By Morgan Harlan | Digital Managing Editor
The male gender has been dominating the field of best director since the Academy Awards were founded. In 92 years, only five women have been nominated in this elite field. This year’s Oscar “Best Director” line-up is no exception, with zero women in the running. Frankly, we all need to take a stand from the blatant misogyny that female directors face and give them the support they clearly deserve.
The 2019 adaptation of “Little Women” was a cinematic masterpiece and box office success. Worldwide, the movie has grossed $131,331,595.
In addition, “Little Women” has racked up six Oscar nominations for best picture, best actress, best supporting actress, best original music score, best adapted screenplay and best costume design.
For best picture, there is one female-directed movie listed: “Little Women.” Greta Gerwig, a seasoned female director, was previously nominated for best director in 2017 for her movie “Lady Bird.” Apparently, the Academy didn’t want to reward Gerwig (one of five women ever nominated) with another.
How can a movie obtain nominations for best picture and best adapted screenplay but fail to be recognized for the mastermind behind the genius of the movie?
Many films with female directors were among the top-grossing films in 2019, including titles such as “Captain Marvel,” “Frozen II,” “Hustlers,” “Abominable,” “Little,” “Little Women,” and “Queen & Slim,” according to the New York Times.
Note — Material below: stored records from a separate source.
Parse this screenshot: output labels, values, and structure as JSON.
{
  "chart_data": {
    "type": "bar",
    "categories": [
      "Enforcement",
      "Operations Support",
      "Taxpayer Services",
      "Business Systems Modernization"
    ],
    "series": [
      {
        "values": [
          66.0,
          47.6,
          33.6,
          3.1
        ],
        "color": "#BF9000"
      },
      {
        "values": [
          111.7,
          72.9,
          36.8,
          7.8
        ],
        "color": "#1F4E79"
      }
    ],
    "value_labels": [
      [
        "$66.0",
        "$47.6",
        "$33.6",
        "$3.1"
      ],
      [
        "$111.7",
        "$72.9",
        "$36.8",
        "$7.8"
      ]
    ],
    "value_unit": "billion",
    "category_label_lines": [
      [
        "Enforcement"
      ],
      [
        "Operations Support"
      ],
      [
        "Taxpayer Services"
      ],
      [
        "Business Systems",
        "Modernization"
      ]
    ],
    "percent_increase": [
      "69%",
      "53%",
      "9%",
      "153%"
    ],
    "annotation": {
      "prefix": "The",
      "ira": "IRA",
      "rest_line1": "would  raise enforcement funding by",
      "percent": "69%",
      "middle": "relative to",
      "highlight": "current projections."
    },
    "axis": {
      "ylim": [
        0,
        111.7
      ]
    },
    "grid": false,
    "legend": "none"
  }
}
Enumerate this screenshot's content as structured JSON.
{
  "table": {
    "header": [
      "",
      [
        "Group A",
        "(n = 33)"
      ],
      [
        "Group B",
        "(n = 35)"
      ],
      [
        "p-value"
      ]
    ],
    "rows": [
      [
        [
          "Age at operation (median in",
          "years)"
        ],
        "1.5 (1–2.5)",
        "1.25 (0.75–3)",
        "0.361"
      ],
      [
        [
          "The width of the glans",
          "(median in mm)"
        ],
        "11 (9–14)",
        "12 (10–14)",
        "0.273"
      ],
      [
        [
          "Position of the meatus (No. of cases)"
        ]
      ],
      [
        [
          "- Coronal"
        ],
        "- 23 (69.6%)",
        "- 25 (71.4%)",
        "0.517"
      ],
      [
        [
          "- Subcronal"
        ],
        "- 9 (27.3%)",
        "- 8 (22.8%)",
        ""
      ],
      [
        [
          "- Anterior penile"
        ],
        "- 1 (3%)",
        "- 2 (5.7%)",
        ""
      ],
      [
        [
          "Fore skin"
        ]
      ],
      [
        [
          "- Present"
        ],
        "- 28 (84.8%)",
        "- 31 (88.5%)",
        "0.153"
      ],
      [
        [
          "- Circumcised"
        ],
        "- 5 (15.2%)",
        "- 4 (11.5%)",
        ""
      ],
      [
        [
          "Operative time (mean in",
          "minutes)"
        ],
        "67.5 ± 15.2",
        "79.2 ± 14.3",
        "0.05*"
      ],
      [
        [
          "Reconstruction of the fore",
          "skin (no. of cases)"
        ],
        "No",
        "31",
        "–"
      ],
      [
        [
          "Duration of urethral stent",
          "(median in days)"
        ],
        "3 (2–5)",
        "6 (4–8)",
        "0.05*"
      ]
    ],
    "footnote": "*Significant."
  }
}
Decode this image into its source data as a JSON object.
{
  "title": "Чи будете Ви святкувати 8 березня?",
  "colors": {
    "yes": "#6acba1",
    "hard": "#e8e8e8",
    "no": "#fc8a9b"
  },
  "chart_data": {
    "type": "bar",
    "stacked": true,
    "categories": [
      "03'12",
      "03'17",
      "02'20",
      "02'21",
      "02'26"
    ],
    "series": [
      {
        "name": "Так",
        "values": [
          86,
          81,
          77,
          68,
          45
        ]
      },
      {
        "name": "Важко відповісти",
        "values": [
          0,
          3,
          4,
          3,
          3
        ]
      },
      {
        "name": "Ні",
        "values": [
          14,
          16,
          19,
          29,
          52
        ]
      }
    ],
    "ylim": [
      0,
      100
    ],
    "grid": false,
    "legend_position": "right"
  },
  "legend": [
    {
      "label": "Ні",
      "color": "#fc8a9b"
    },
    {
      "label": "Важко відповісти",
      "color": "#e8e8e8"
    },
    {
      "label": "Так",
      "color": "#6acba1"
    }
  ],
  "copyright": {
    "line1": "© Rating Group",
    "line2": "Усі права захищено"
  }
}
A study by the Annenberg Inclusion Initiative at the University of Southern California found that of 113 directors attached to the year’s top 100 films, 12 were women, compared with just five in 2018.
While the ratio of male to female directors is heavily favored to men, women are making their mark on the film industry and are producing some of the most popular and awarded films as well. To ignore their contributions is catering to a history of bias that enables men to think they have the upper-hand.
If we do not invest in female directors, they will never have the power to rival their male counterparts. The disparity stems from the Academy’s inherent bias toward domineering male figures in the film industry.
Men like Harvey Weinstein, the disgraced Hollywood film producer, would not have reached the heights they did if those around them did not turn a blind eye. The Hollywood film culture is in need of renovation because clearly the #MeToo movement has not changed as much as the media hoped.
Jo March, “Little Women” protagonist, an aspiring writer in an era where women were not encouraged to pick up a pen, had professional aspirations for herself in a male-dominated field. Like Jo March, Gerwig is an incredible woman navigating her own professional desires in a man’s world of directing and she deserves the chance to solidify herself as one of the best directors in Hollywood.
The Academy needs to break up the longstanding “boys’ club” of Best Director. The only way to make the Oscars, the most elite award show, truly the most elite, is to honor the women who deserve it.